OEMs Need to Adopt IoT Platforms and Move Up the Value Chain

For industrial OEMs seeking to go to market quickly and sustain a competitive market advantage, using a multi-dimensional Internet of Things application development and deployment platform can help to jumpstart and shortcut the product-development cycle.
By Shahram Mehraban
Sep 22, 2017

During the past few years, technologies and trends such as cloud computing, mobile, the sharing economy and social media have resulted in disruptive new business models. Uber, Salesforce.com and Airbnb are the most talked-about examples, but the Internet of Things will bring disruption on a much larger scale.

The demand for IoT solutions is growing at a rapid pace. BI Intelligence's "Internet of Things Ecosystem Research Report 2017" estimates that by 2020, the number of connected machines will be more than 34 billion—more than four times the human population.

For industrial OEMs, delivering a smart connected IoT solution can deliver substantial benefits and create a virtuous cycle in which the data that an OEM gets back from devices helps it to develop new products or open up new revenue streams.
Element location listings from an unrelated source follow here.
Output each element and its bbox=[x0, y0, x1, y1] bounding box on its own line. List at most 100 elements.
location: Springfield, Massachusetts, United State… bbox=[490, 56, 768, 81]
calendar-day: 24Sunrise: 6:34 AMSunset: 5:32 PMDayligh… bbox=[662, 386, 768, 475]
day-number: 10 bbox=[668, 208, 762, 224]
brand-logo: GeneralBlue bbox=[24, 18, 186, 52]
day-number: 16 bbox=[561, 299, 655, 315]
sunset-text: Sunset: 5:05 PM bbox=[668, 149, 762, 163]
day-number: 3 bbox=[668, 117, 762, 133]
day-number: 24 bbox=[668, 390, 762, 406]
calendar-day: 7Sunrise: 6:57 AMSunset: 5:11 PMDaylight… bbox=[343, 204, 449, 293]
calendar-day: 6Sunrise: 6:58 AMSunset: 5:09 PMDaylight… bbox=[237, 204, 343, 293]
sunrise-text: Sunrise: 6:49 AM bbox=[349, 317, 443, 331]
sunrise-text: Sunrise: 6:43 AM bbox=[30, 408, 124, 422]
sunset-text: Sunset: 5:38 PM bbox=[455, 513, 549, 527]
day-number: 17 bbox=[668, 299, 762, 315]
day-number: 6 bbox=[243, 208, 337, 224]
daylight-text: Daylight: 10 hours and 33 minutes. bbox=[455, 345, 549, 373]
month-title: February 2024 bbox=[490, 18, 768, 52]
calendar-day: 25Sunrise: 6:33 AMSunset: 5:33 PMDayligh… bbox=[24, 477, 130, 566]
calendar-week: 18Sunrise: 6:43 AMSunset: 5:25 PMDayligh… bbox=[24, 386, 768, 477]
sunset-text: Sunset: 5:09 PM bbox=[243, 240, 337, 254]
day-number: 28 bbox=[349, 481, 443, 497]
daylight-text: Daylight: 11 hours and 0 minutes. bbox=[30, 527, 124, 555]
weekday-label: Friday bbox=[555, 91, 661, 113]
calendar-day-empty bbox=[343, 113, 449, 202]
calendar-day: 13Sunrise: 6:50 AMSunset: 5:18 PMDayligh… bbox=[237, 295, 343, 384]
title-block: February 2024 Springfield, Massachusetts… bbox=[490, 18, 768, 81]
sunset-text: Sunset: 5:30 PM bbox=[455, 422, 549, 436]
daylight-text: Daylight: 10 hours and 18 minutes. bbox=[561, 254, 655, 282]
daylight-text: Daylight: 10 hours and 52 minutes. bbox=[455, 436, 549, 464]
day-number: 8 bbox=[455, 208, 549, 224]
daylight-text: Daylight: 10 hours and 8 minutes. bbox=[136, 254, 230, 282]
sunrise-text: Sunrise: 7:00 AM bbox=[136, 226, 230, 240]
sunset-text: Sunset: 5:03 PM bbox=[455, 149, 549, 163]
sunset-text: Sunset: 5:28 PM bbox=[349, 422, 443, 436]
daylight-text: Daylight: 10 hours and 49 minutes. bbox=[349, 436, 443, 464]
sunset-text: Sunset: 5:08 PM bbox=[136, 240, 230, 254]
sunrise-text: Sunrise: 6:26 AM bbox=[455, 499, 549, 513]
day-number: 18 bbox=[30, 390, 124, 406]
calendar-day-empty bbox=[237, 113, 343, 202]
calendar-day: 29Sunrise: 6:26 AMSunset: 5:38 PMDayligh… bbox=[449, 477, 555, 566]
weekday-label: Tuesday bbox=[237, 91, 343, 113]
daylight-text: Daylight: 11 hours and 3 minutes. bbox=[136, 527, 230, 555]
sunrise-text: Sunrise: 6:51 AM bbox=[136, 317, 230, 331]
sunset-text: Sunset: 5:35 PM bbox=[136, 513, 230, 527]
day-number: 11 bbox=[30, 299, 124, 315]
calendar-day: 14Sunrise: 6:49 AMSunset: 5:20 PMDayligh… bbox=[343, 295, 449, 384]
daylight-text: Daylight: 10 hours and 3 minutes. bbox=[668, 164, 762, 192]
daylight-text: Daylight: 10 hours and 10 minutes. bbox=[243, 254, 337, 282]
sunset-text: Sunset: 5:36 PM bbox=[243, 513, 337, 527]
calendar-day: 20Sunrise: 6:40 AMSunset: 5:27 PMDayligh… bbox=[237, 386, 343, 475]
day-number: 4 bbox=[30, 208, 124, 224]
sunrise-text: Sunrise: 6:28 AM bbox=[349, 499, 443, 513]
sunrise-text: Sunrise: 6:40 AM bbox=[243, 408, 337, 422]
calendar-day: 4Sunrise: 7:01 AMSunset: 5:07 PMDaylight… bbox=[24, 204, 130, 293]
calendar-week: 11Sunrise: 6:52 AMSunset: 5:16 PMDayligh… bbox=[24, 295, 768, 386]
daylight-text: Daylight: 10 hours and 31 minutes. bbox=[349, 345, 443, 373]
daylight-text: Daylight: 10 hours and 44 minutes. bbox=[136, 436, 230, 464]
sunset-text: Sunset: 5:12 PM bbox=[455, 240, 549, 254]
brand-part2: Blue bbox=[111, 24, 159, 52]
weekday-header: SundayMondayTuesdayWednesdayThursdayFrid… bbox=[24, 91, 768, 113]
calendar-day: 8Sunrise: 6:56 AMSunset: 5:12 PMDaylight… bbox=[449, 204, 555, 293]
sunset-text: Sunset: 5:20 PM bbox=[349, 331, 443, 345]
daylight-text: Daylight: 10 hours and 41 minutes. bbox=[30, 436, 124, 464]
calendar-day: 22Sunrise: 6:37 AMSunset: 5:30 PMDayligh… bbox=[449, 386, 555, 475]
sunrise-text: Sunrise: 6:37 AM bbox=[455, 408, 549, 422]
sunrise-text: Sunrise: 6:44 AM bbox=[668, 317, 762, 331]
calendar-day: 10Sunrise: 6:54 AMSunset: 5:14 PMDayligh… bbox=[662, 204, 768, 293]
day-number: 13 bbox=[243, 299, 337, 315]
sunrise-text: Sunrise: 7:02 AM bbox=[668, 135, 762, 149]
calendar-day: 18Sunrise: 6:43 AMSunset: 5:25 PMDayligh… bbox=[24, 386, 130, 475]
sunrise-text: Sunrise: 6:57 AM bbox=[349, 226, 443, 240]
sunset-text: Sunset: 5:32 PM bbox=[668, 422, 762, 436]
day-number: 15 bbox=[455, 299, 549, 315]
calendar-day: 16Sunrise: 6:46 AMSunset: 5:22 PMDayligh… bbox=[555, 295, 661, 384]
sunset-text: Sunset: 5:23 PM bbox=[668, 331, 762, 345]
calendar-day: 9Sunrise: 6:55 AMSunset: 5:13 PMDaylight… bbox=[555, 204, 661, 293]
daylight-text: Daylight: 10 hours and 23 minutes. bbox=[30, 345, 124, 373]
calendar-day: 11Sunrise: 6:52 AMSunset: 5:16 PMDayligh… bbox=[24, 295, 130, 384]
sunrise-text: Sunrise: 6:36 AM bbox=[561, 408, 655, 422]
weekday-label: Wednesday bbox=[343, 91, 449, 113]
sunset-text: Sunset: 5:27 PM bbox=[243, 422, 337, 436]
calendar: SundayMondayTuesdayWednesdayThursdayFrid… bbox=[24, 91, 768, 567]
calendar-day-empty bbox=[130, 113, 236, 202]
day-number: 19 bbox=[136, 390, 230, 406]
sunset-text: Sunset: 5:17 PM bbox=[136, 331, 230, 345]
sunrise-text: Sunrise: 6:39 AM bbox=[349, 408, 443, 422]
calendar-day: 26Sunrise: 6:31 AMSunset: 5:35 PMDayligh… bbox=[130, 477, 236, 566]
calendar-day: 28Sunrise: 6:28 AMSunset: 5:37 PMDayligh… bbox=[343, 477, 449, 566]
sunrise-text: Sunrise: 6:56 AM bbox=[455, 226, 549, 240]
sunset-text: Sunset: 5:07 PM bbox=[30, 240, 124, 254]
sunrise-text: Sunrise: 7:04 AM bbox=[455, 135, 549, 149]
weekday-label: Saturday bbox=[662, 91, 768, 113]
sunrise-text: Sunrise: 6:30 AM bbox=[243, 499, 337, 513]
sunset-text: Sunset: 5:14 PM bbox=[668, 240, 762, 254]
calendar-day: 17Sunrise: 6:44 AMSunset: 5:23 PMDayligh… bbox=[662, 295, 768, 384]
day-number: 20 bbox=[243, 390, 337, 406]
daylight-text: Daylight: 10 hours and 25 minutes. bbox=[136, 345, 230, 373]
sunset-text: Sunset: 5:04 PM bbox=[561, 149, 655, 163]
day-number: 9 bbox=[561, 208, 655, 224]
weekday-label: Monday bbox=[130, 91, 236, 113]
When designing and developing a connected product, OEMs need to think of their new connected solution from an end-to-end perspective. They need to think of the user experience of their product holistically, and determine the various touch points for the end user, from the buying experience to installation to provisioning of the device to maintenance throughout its life cycle.

As OEMs develop end-to-end solutions, they need to rely on partners for the various elements—for example, cloud connectivity or analytics. This yields an opportunity for OEMs to move up the value chain and provide additional services beyond their traditional product portfolio. But there's a danger that the complexity of doing so distracts the OEM from its own core competencies and adds too much time and cost into product development, with knock-on effects to pricing, customer satisfaction and the ability to beat competitors to market.

For many OEMs, the motivation to create IoT solutions starts with reducing the costs of remote device support and maintenance, but for more progressive OEMs, that's just the start, and they often look at how a connected device can generate new value for their enterprise through new services and business models. Building a smart and connected IoT solution requires that industrial OEMs make significant investments in resources and time to address a multitude of issues that are typically more complex than those faced by traditional or consumer product manufacturers.

One area of complexity is software. Unlike traditional or consumer products that may only require one or two applications to support the management of a device throughout its lifecycle, an industrial IoT solution often requires multiple customized applications and services to address the needs of the various stakeholders with which it may interact. There can be many stakeholders, from the OEM and maintenance teams that provide post-deployment support and services, to system integrators and partners that need to make it work alongside multiple projects and deliver custom application, to the end customers themselves who use and often manage the IoT solution.